We don’t put ourselves in the same sharing categories outside of home rentals, but Uber is something HomeAway is very excited about! This year, we actually integrated the Uber app functionality within the HomeAway app, so travelers can now order an Uber from the HomeAway app.
In the next five to ten years, what game-changing innovations and key changes do you foresee for hospitality/lodging?
The key to growth and innovation in this industry will lie on the shoulders of mobile traffic and booking. Mobile devices are the first thing we interact with in the morning and the last thing at night. As I mentioned before, our site traffic last year was about 40 percent sourced from a mobile device and that has only been growing from previous years. A sophisticated site search and booking process not only needs to continually evolve but also needs to add services, which is where key integrations will provide an influential role.
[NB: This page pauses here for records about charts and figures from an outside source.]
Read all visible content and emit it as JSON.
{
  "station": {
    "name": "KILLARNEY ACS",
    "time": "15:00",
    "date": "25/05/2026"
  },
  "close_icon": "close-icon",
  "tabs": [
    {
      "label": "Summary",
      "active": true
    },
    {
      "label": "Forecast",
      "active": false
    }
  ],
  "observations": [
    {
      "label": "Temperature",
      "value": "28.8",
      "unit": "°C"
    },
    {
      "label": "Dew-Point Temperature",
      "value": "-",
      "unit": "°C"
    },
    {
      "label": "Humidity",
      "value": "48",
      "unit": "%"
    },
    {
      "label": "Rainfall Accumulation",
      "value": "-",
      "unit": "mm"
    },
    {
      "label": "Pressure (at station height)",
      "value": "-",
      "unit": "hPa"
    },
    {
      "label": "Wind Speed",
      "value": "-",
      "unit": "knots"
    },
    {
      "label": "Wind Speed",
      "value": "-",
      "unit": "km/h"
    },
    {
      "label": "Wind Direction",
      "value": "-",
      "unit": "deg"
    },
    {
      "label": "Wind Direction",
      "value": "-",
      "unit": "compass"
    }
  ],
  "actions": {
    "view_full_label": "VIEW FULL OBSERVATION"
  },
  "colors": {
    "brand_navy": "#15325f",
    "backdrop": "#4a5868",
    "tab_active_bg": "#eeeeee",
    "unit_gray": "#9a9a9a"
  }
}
In the vacation ownership business, specifically, I believe we will see more resort developers and suppliers testing the waters of the vacation rental market for their unused and unsold properties. I believe we’ll also see further distribution of these properties not only on our sites but on third party sites as well, such as Expedia.com, with whom HomeAway already lists pay-per-booking properties currently. Increased but also high-quality exposure is essential in this competitive environment and we want to partner with professionals such as those in the vacation ownership industry to ensure we’re offering the best accommodations for our travelers.